Obraz wciąż jednak nie jest idealny i czytniki E-Ink czeka
jeszcze długa droga, aby mogły konkurować z barwami uzyskiwanymi na
podświetlanych ekranach. W przypadkuJetBook Color wydaje mi się, że
kolory byłyby bardziej widoczne gdyby tło samego wyświetlacza było
jaśniejsze.
Drugi ważny parametr ekranu to wielkość, w przypadku tego
czytnika jest to przekątna 9,7 cala i rozdzielczość 1600x1200. Wydawać by się
mogło, że nie jest to duża różnica w stosunku na przykład do Kindla DX i jego 9
cali. Jednak zmiana wielkości jest widoczna i odczuwalna.
Sam
zawsze szukałem czytników o większym wyświetlaczu, ze względu na rodzaj
materiałów, które chciałem na nich czytać. Często są to skany książek wielkością
zbliżone do A4 w formacie PDF, albumy, kolorowe podręczniki do gier fabularnych
albo komiksy. Ectaco JetBook Color wreszcie
wydaje się być w miarę satysfakcjonujący.
Urządzenie
to świetnie sprawdza się przy czytaniu mang lub komiksów zapisanych w formacie
JPG lub PDF. Próbowałem zeskanować kilka stron i następnie obejrzeć je na
czytniku. Najlepsze efekty uzyskałem w przypadku komiksów takich jak Kajko i
kokosz albo Asterix. Doskonale pasują też wielkością popularne tytuły wydawane
przez Marvel’a lub DC, również stripy komiksowe takie jak Garfield, czy Dilbert.

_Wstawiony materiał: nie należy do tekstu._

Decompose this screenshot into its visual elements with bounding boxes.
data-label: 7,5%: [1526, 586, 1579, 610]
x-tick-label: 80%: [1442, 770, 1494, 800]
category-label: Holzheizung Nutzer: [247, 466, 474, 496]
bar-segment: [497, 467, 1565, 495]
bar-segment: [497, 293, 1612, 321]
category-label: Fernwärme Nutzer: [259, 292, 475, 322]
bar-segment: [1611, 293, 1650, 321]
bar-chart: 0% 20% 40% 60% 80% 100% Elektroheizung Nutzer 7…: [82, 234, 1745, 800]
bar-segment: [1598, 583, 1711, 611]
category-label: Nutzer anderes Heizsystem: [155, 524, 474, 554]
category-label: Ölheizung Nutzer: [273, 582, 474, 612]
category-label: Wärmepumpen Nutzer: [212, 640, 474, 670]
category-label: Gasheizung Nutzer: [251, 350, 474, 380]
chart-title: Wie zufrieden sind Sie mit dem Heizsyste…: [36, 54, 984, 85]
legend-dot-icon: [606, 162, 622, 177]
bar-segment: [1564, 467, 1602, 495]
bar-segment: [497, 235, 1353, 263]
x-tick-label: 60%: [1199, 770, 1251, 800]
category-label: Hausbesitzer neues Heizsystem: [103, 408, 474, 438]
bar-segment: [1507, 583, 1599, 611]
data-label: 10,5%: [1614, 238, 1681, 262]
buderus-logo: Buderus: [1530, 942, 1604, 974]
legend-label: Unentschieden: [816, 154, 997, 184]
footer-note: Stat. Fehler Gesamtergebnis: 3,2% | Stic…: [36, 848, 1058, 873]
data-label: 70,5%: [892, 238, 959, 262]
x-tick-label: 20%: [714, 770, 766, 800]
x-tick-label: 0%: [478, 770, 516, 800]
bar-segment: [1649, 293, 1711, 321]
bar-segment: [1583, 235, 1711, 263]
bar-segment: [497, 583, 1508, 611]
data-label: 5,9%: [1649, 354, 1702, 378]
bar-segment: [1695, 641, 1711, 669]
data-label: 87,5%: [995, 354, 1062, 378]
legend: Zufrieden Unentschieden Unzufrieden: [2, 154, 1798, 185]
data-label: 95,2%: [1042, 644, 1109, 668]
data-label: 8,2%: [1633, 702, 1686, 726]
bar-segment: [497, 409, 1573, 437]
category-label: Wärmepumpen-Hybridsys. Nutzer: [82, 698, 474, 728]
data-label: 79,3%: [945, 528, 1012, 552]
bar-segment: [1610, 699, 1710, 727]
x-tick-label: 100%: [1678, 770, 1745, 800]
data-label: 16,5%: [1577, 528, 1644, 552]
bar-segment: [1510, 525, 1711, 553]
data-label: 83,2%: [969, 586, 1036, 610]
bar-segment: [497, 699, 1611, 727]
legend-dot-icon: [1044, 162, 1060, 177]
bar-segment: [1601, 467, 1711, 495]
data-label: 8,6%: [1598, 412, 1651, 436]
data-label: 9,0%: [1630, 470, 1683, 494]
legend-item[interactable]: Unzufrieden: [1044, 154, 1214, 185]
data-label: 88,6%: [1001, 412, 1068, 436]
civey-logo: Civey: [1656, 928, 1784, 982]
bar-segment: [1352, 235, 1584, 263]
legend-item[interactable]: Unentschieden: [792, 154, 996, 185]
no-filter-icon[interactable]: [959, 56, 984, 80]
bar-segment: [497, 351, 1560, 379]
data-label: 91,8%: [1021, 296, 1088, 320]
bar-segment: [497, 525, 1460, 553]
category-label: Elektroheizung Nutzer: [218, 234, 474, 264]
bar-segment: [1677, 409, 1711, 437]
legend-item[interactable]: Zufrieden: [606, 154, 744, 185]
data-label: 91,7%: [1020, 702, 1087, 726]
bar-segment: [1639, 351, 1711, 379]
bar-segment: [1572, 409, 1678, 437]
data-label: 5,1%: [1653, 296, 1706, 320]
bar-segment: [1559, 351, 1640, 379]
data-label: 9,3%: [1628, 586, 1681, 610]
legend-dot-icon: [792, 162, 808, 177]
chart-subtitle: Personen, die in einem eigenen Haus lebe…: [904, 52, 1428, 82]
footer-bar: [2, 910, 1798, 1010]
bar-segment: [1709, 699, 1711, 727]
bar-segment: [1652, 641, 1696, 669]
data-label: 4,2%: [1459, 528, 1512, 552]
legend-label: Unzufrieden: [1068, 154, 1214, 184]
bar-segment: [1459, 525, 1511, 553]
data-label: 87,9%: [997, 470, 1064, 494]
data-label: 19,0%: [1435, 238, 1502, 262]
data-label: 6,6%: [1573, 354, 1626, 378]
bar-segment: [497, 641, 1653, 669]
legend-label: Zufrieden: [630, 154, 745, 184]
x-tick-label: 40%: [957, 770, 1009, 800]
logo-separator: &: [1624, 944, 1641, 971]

Barwy oczywiście nie są tak wyraźne jak w oryginałach, są jednak widoczne, co
zwiększa komfort czytania.
Ekran nie jest niestety pozbawiony wad. Jego największym
minusem jest kolor tła. Zbliżony odcieniem do czytników starej generacji co
sprawia, że jest po prostu bardzo ciemny. Zdecydowanie przegrywa w tym punkcie z
konkurencją. Gdyby był jaśniejszy może i kolory były by wyraźniejsze. Dodatkowo
wrażenie ciemności potęguje biała obudowa stojąca w dużym kontraście do barwy
wyświetlacza. Nie da się ukryć, że ekran to duże niedopatrzenie (chyba
największe) ze strony producenta.
Obudowa
Jak już wspomniałem obudowa pierwszej partii
wyprodukowanych urządzeń jest biała. Jednak informacja na pudełku zapewnia, iż
ma pojawić się wersja czarna, co mogłoby minimalnie zmniejszyć wspomniany
kontrast w stosunku do ciemnego ekranu. Poniżej wyświetlacza znajduje się czarny
pasek ze srebrnymi przyciskami funkcyjnymi. Kontrolują one między innymi
poruszanie na boki oraz w górę i dół, cofanie, wywoływanie menu i potwierdzanie.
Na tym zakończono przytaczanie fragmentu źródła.